Gradual divergence of spelling and pronunciation is an inherent flaw of writing systems based on an alphabet or abiguda. Pronunciation inevitably evolves, especially over extended stretches of time causing a drift in the spelling. The IPA would succumb to the same fate and perhaps would make the problem even worse due to being too precise by virtue of encoding the finest deviations in phonetic qualities of sounds that are irrelevant to the semantic meaning of words the sounds encode.

Varying solutions have been employed to deal with the problem: 1) keep the historical spelling and accept the pronunciation drift (English, Icelandic, French etc), 2) purge the obsolete spelling to keep it up to date with the current pronunciation, 3) a varying balance of 1 and 2.

Logographic writing systems are the only ones that are immune to the spelling-pronunciation problem as they decouple one from another and continue to convey the semantic meaning of words the logographic system encodes (Chinese, Ancient Egyptian – with caveats). It preserves the historical knowledge at the expense of the future phonetic quality being unrelated to the historical one. This is why we can never be sure how exactly Ancient Egyptian and Chinese languages sounded.

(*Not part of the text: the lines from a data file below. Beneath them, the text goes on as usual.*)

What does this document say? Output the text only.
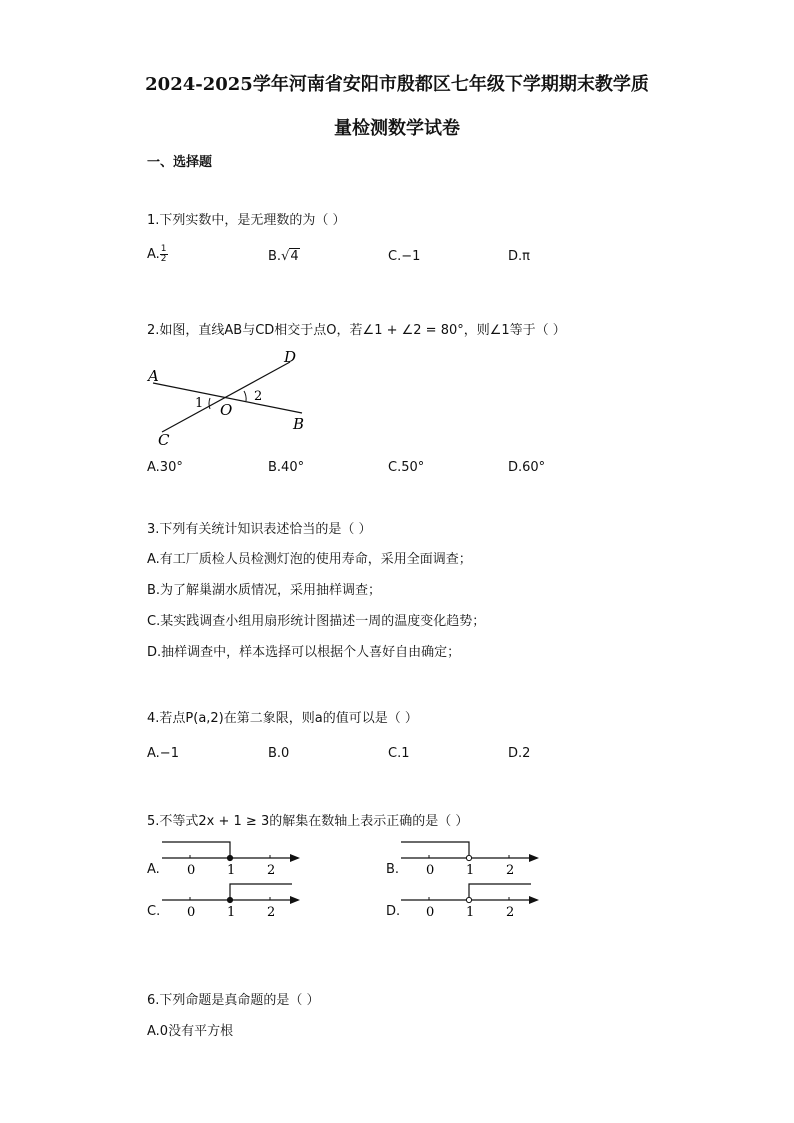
2024-2025学年河南省安阳市殷都区七年级下学期期末教学质
量检测数学试卷
一、选择题
1.下列实数中，是无理数的为（ ）
A. $\frac{1}{2}$	B.√4	C.−1	D.π
2.如图，直线AB与CD相交于点O，若∠1 + ∠2 = 80°，则∠1等于（ ）
A
B
C
D
O
1	2
A.30°	B.40°	C.50°	D.60°
3.下列有关统计知识表述恰当的是（ ）
A.有工厂质检人员检测灯泡的使用寿命，采用全面调查；
B.为了解巢湖水质情况，采用抽样调查；
C.某实践调查小组用扇形统计图描述一周的温度变化趋势；
D.抽样调查中，样本选择可以根据个人喜好自由确定；
4.若点P(a,2)在第二象限，则a的值可以是（ ）
A.−1	B.0	C.1	D.2
5.不等式2x + 1 ≥ 3的解集在数轴上表示正确的是（ ）
A. 0 1 2	B. 0 1 2
C. 0 1 2	D. 0 1 2
6.下列命题是真命题的是（ ）
A.0没有平方根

One reason why IPA isn't a good choice is that etymological spellings are very important, and IPA doesn't really preserve those. For example, French "biographie" (BYOO-graffey) sounds very different from English "biography". But because these archaic spellings are preserved, it becomes easier for English speakers to learn French and vice versa.

IPA is also a little trickier to adjust to because it has letters not found in English. Someone who's never seen IPA before would have a hard time guessing how to read dʒ or tʃ. (Granted, the point of IPA is scholarly accuracy and not ease of learning so this is an understandable choice the creators made.)

Another thing to consider is that adding new letters creates a lot of overhead for new learners even if it reduces the total # of characters in the alphabet. Ideally someone who has never seen VJScript can scan over a sentence written in it and guess/understand most of it.